We wandered through place after place dedicated to pictures of the stars and other oddities and finally found Kathy's friends out on the sidewalk getting a penny pressed for Lamont's mom. Three moms, a dad, five kids. That was kinda cool.
We then got in line for the movie entrance, and eventually made our way in, were given plastic buckets of popcorn, free pop or water and then settled in our reserved seats before the stampede of the non-VIP ticket folks.
Suffice it to say A Bug's Life is *fun* and good. The animation is better than in Toy Story, and it's so good, the natural environment actually *looks* natural, and is no longer evident as a thing to be marveled at, in some ways. In Toy Story there were moments when I lost track of the plot because I was staring at the scars and smudges and marks on a door at foot level rather than watching the characters. In A Bug's Life the animation is so good, the background scenes so realistic that there isn't that sense of 'wow that's good animation', instead, it really does just sink into the background.
Conversely, there really isn't all that much character development to A Bug's Life, entirely unlike the solid character development that happened in Toy Story. It's a tale, and it's a fun one, but the characters aren't changed by it very much.
One thing, though. If you do watch A Bug's Life, stay through the ending credits. Yes, the first several shots have boring-looking calm-lifes of the set, but stick with it and stay in your seat. It's worth the extra little wait.
After that, we went to the Bug House next door, which had all the play areas and game that were set to the Bug theme. There was also a store for all the Bugs Life paraphenalia, and upstairs was a tiny movie theater where they showed Pixar's "Geri's Game", which was a marvelous short about an old man playing chess with himself in the park. It's really, really good. They then showed "Behind the Scenes at Pixar" and how the animation was done, which was pretty cool. That being most of the big people's stuff in the area, we left after seeing that.
I drove back to San Diego. I wanted to. Missed the road trips John and I used to take, missed the driving. Dad's Acura was smooth and powerful enough to be as smooth at 80 MPH as at 60, so I could just drive along with the traffic speeds and keep up and not get in anyone's way. That was good. It brought up a lot of memories to just glide through traffic again, keeping up with some of the faster cars, letting the real speeders bomb through at 90 or 100+. One car rushing by was a black coupe with windows so dark they seemed the same black as the car. All kinds of cool memories as the landscape flowed by, the lights streaming in a heart's pace of pulses.
It was also fast enough to make the drive not too long for my knee. Barely.

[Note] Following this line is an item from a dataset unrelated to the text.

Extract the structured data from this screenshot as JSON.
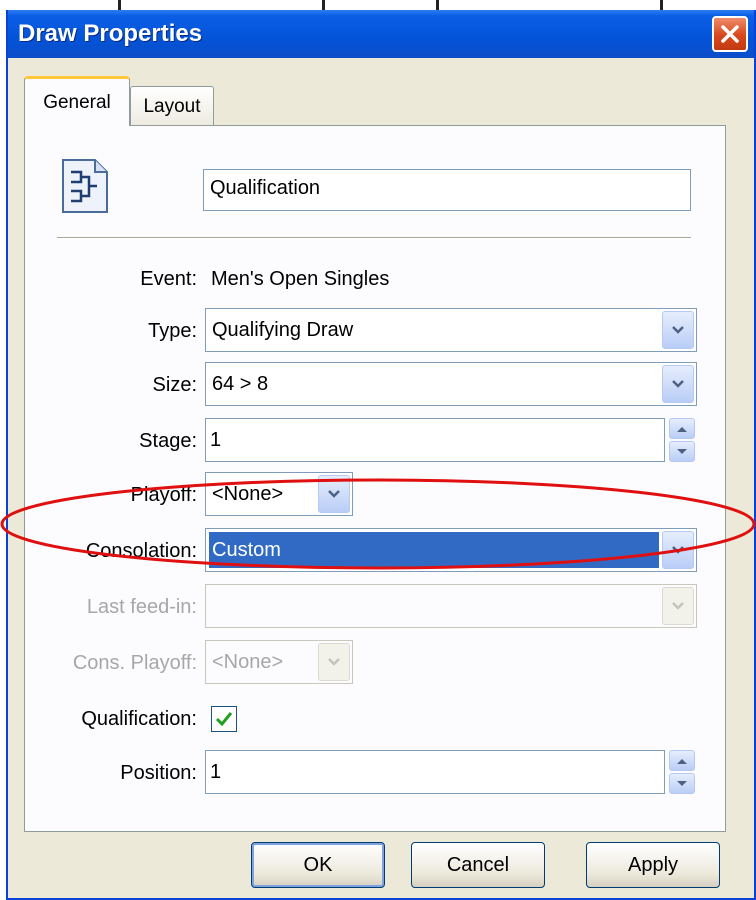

When we made it home, it took three or four steps before my knee unlocked, and my legs were sore, but Dad complimented me on my driving and John murmured about missing road trips and knowing it now. Kathy still had to drive home, so was glad of the phase-shifting we'd done the night before.
We got in, I brushed my teeth, finding that my jaw ached. I might have been clenching my teeth while I drove, I finally realized. I was also coughing mildly, my throat sore, and I was sure that I was coming down with a cold.
When I finally fell into bed, I fell asleep solidly.